2

I have a partition table that I created UNLOGGED. I'm using pg_partman to manage the partition. I then proceeded to load data into it with a COPY command.

Afterwards, I ran an alter table set logged on the parent table but the table still shows as UNLOGGED along with all its children.

Is this broken?

You can execute these commands to see the issue:

CREATE UNLOGGED TABLE customers(cust_id bigint NOT NULL,cust_name varchar(32) NOT NULL,cust_address text,
cust_country text)PARTITION BY LIST(cust_country);

CREATE UNLOGGED TABLE customer_ind PARTITION OF customers FOR VALUES IN ('ind');

CREATE UNLOGGED TABLE customer_jap PARTITION OF customers FOR VALUES IN ('jap');

CREATE UNLOGGED table customers_def PARTITION OF customers DEFAULT;

INSERT INTO customers VALUES (2039,'Puja','Hyderabad','ind');

INSERT INTO customers VALUES (4499,'Tony','Arizona','USA');

\d+ customers
checkpoint;
alter table customers set logged ;
\d+ customers;

Throughout the display of the table details the UNLOGGED status doesn't change when running the ALTER TABLE command against the parent table. But even when all the child tables have been SET LOGGED, I'm still not able to change this on the parent table. Tools like pg_partman will look to the parent table to create the child tables with the "correct" properties.

2
  • I'm having to go to the individual dependent child partitions and altering their logging option. I don't think this is practical or good... I'm still unable to SET LOGGED on the parent partition.

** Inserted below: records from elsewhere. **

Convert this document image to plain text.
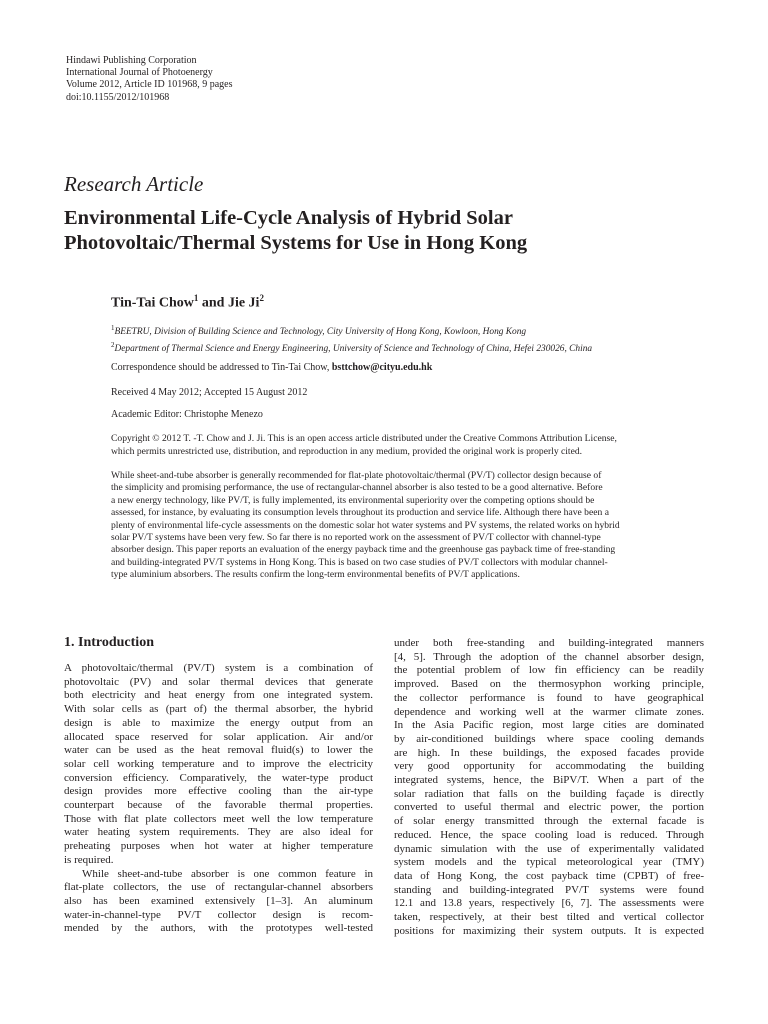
Hindawi Publishing Corporation
International Journal of Photoenergy
Volume 2012, Article ID 101968, 9 pages
doi:10.1155/2012/101968
Research Article
Environmental Life-Cycle Analysis of Hybrid Solar
Photovoltaic/Thermal Systems for Use in Hong Kong
Tin-Tai Chow$^1$ and Jie Ji$^2$
$^1$BEETRU, Division of Building Science and Technology, City University of Hong Kong, Kowloon, Hong Kong
$^2$Department of Thermal Science and Energy Engineering, University of Science and Technology of China, Hefei 230026, China
Correspondence should be addressed to Tin-Tai Chow, bsttchow@cityu.edu.hk
Received 4 May 2012; Accepted 15 August 2012
Academic Editor: Christophe Menezo
Copyright © 2012 T. -T. Chow and J. Ji. This is an open access article distributed under the Creative Commons Attribution License,
which permits unrestricted use, distribution, and reproduction in any medium, provided the original work is properly cited.
While sheet-and-tube absorber is generally recommended for flat-plate photovoltaic/thermal (PV/T) collector design because of
the simplicity and promising performance, the use of rectangular-channel absorber is also tested to be a good alternative. Before
a new energy technology, like PV/T, is fully implemented, its environmental superiority over the competing options should be
assessed, for instance, by evaluating its consumption levels throughout its production and service life. Although there have been a
plenty of environmental life-cycle assessments on the domestic solar hot water systems and PV systems, the related works on hybrid
solar PV/T systems have been very few. So far there is no reported work on the assessment of PV/T collector with channel-type
absorber design. This paper reports an evaluation of the energy payback time and the greenhouse gas payback time of free-standing
and building-integrated PV/T systems in Hong Kong. This is based on two case studies of PV/T collectors with modular channel-
type aluminium absorbers. The results confirm the long-term environmental benefits of PV/T applications.
1. Introduction
A photovoltaic/thermal (PV/T) system is a combination of
photovoltaic (PV) and solar thermal devices that generate
both electricity and heat energy from one integrated system.
With solar cells as (part of) the thermal absorber, the hybrid
design is able to maximize the energy output from an
allocated space reserved for solar application. Air and/or
water can be used as the heat removal fluid(s) to lower the
solar cell working temperature and to improve the electricity
conversion efficiency. Comparatively, the water-type product
design provides more effective cooling than the air-type
counterpart because of the favorable thermal properties.
Those with flat plate collectors meet well the low temperature
water heating system requirements. They are also ideal for
preheating purposes when hot water at higher temperature
is required.
While sheet-and-tube absorber is one common feature in
flat-plate collectors, the use of rectangular-channel absorbers
also has been examined extensively [1–3]. An aluminum
water-in-channel-type PV/T collector design is recom-
mended by the authors, with the prototypes well-tested
under both free-standing and building-integrated manners
[4, 5]. Through the adoption of the channel absorber design,
the potential problem of low fin efficiency can be readily
improved. Based on the thermosyphon working principle,
the collector performance is found to have geographical
dependence and working well at the warmer climate zones.
In the Asia Pacific region, most large cities are dominated
by air-conditioned buildings where space cooling demands
are high. In these buildings, the exposed facades provide
very good opportunity for accommodating the building
integrated systems, hence, the BiPV/T. When a part of the
solar radiation that falls on the building façade is directly
converted to useful thermal and electric power, the portion
of solar energy transmitted through the external facade is
reduced. Hence, the space cooling load is reduced. Through
dynamic simulation with the use of experimentally validated
system models and the typical meteorological year (TMY)
data of Hong Kong, the cost payback time (CPBT) of free-
standing and building-integrated PV/T systems were found
12.1 and 13.8 years, respectively [6, 7]. The assessments were
taken, respectively, at their best tilted and vertical collector
positions for maximizing their system outputs. It is expected
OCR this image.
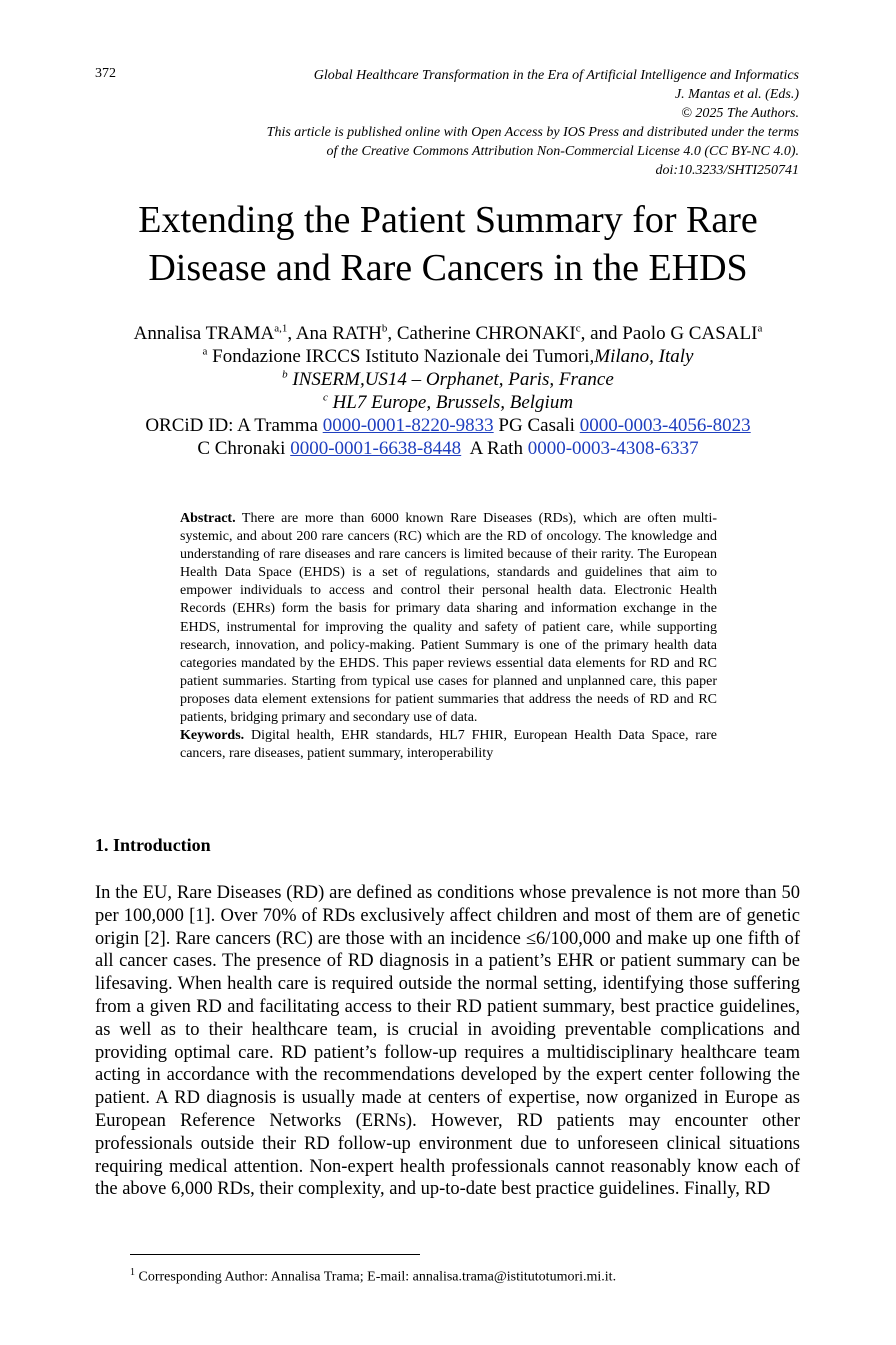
372	Global Healthcare Transformation in the Era of Artificial Intelligence and Informatics
J. Mantas et al. (Eds.)
© 2025 The Authors.
This article is published online with Open Access by IOS Press and distributed under the terms
of the Creative Commons Attribution Non-Commercial License 4.0 (CC BY-NC 4.0).
doi:10.3233/SHTI250741
Extending the Patient Summary for Rare
Disease and Rare Cancers in the EHDS
Annalisa TRAMA$^{a,1}$, Ana RATH$^b$, Catherine CHRONAKI$^c$, and Paolo G CASALI$^a$
$^a$ Fondazione IRCCS Istituto Nazionale dei Tumori,Milano, Italy
$^b$ INSERM,US14 – Orphanet, Paris, France
$^c$ HL7 Europe, Brussels, Belgium
ORCiD ID: A Tramma 0000-0001-8220-9833 PG Casali 0000-0003-4056-8023
C Chronaki 0000-0001-6638-8448  A Rath 0000-0003-4308-6337

Abstract. There are more than 6000 known Rare Diseases (RDs), which are often multi-systemic, and about 200 rare cancers (RC) which are the RD of oncology. The knowledge and understanding of rare diseases and rare cancers is limited because of their rarity. The European Health Data Space (EHDS) is a set of regulations, standards and guidelines that aim to empower individuals to access and control their personal health data. Electronic Health Records (EHRs) form the basis for primary data sharing and information exchange in the EHDS, instrumental for improving the quality and safety of patient care, while supporting research, innovation, and policy-making. Patient Summary is one of the primary health data categories mandated by the EHDS. This paper reviews essential data elements for RD and RC patient summaries. Starting from typical use cases for planned and unplanned care, this paper proposes data element extensions for patient summaries that address the needs of RD and RC patients, bridging primary and secondary use of data.

Keywords. Digital health, EHR standards, HL7 FHIR, European Health Data Space, rare cancers, rare diseases, patient summary, interoperability

1. Introduction

In the EU, Rare Diseases (RD) are defined as conditions whose prevalence is not more than 50 per 100,000 [1]. Over 70% of RDs exclusively affect children and most of them are of genetic origin [2]. Rare cancers (RC) are those with an incidence ≤6/100,000 and make up one fifth of all cancer cases. The presence of RD diagnosis in a patient’s EHR or patient summary can be lifesaving. When health care is required outside the normal setting, identifying those suffering from a given RD and facilitating access to their RD patient summary, best practice guidelines, as well as to their healthcare team, is crucial in avoiding preventable complications and providing optimal care. RD patient’s follow-up requires a multidisciplinary healthcare team acting in accordance with the recommendations developed by the expert center following the patient. A RD diagnosis is usually made at centers of expertise, now organized in Europe as European Reference Networks (ERNs). However, RD patients may encounter other professionals outside their RD follow-up environment due to unforeseen clinical situations requiring medical attention. Non-expert health professionals cannot reasonably know each of the above 6,000 RDs, their complexity, and up-to-date best practice guidelines. Finally, RD

$^1$ Corresponding Author: Annalisa Trama; E-mail: annalisa.trama@istitutotumori.mi.it.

Commented Aug 13, 2019 at 20:07
  • 1
    BUG #15954: Unable to alter partitioned table to set logged Commented Aug 14, 2019 at 4:29

2 Answers 2

2

I was recently affected by this bug. I was able to work around by detaching the partitions, re-defining the parent table to enable logging, and then re-attaching the partitions. Continuing with the OP example:

postgres=> SELECT COUNT(1) FROM customers;
 count
-------
     2
(1 row)

postgres=> SELECT relpersistence, relname FROM pg_class WHERE relname LIKE 'customer%';
 relpersistence |    relname
----------------+---------------
 u              | customer_ind
 u              | customer_jap
 u              | customers
 u              | customers_def
(4 rows)

Enable LOGGED:

ALTER TABLE customer_ind SET LOGGED;
ALTER TABLE customer_jap SET LOGGED;
ALTER TABLE customers_def SET LOGGED;
ALTER TABLE customers SET LOGGED;

Notice that the parent table remains UNLOGGED:

postgres=> SELECT relpersistence, relname FROM pg_class WHERE relname LIKE 'customer%';
 relpersistence |    relname
----------------+---------------
 p              | customer_ind
 p              | customer_jap
 u              | customers
 p              | customers_def
(4 rows)

Manually, detach/attach partitions:

ALTER TABLE customers DETACH PARTITION customer_ind;
ALTER TABLE customers DETACH PARTITION customer_jap;
ALTER TABLE customers DETACH PARTITION customers_def;

DROP TABLE customers;
CREATE TABLE customers(cust_id bigint NOT NULL,cust_name varchar(32) NOT NULL,cust_address text,
cust_country text) PARTITION BY LIST(cust_country);

ALTER TABLE customers ATTACH PARTITION customer_ind FOR VALUES IN ('ind');
ALTER TABLE customers ATTACH PARTITION customer_jap FOR VALUES IN ('jap');
ALTER TABLE customers ATTACH PARTITION customers_def DEFAULT;

Verify that change worked:

postgres=> SELECT COUNT(1) FROM customers;
 count
-------
     2
(1 row)

postgres=> SELECT relpersistence, relname FROM pg_class WHERE relname LIKE 'customer%';
 relpersistence |    relname
----------------+---------------
 p              | customer_ind
 p              | customer_jap
 p              | customers
 p              | customers_def
(4 rows)
0

This is obviously a bug.

Following the bug thread, I tend to concur with David Rowley's opinion:

It should not be allowed to create UNLOGGED partitioned tables. You can always create an UNLOGGED table and attach it as partition to a table.

So your solution would be to set all partitions to LOGGED.